The nurse is providing teaching to a client experiencing chronic constipation. Which of the following meals would be the best choice for this client in order to promote a bowel movement?
- A. steak and a baked potato
- B. brussels sprouts and a whole grain roll
- C. white rice with chicken
- D. ham sandwich with tomato soup
Correct Answer: B
Rationale: Brussels sprouts and whole grain rolls are high in fiber, promoting bowel movements.
The nurse has attended a continuing education presentation about acid-base imbalances. It would indicate a correct understanding of the conference if the nurse identifies which of the following conditions may cause the ABG in the exhibit.
- A. Five-day history of severe diarrhea
- B. Hyperemesis gravidarum
- C. End-stage renal disease (ESRD)
- D. Diabetic ketoacidosis (DKA)
- E. Chronic obstructive pulmonary disease (COPD)
- F. Hyperglycemic hyperosmolar nonketotic syndrome (HHNS)
Correct Answer: A, B, D, F
Rationale: Severe diarrhea, hyperemesis gravidarum, DKA, and HHNS can cause metabolic acidosis, as indicated by a low pH and low bicarbonate on ABG.
The nurse is caring for a client three hours postpartum after delivering a term newborn infant.
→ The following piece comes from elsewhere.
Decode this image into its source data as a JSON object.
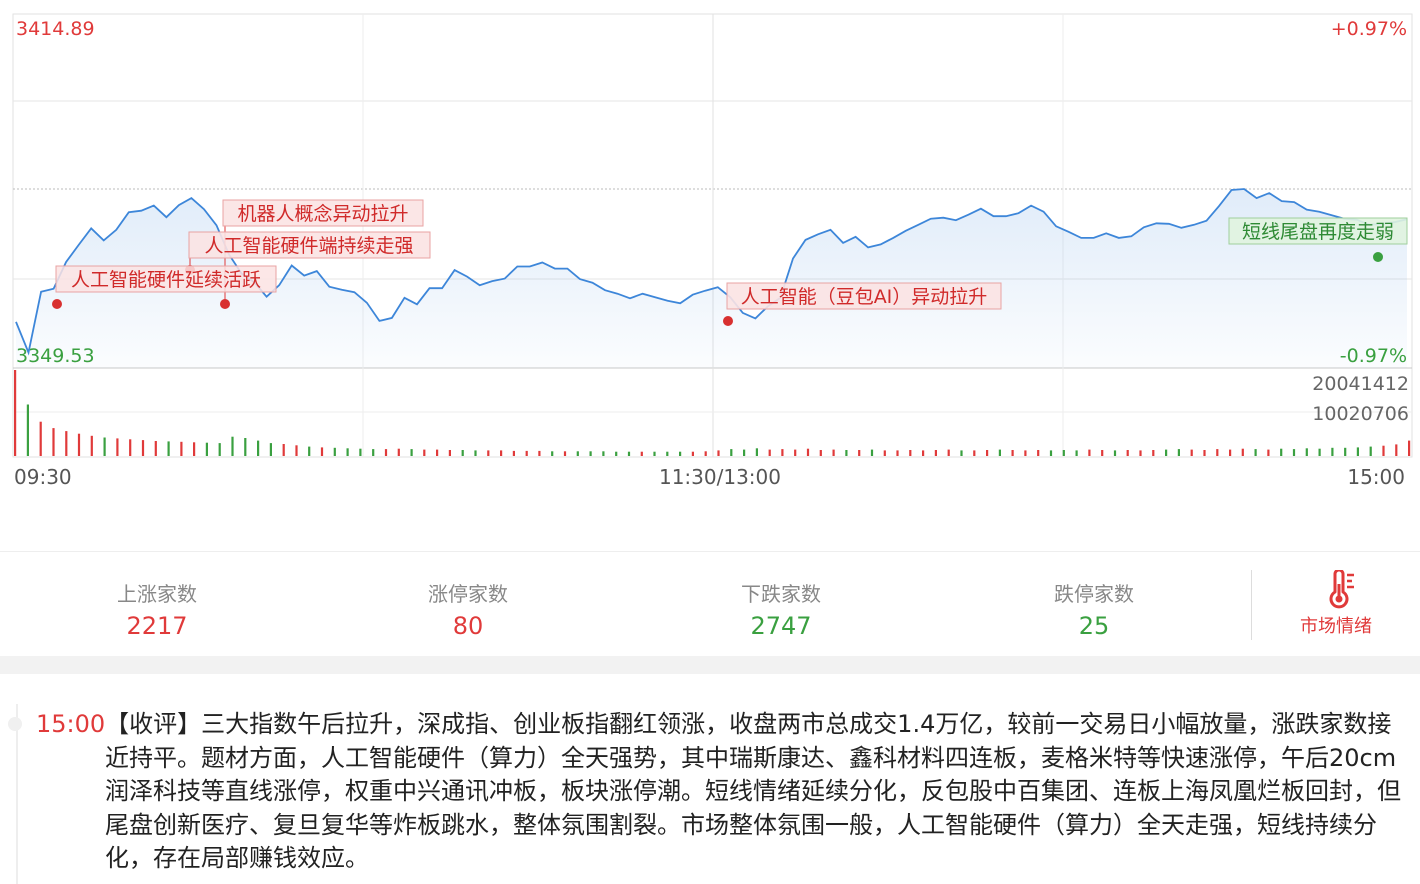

Which assessment finding would indicate an early sign of postpartum hemorrhage?
- A. Heart rate change from 80 to 125 bpm
- B. Blood pressure change from 125/90 to 119/82 mmHg
- C. A decrease in respiratory rate from 22 to 16 breaths per minute
- D. Saturation of one peri-pad since delivery
Correct Answer: A
Rationale: Tachycardia (heart rate increase to 125 bpm) is an early sign of postpartum hemorrhage due to compensatory response to blood loss.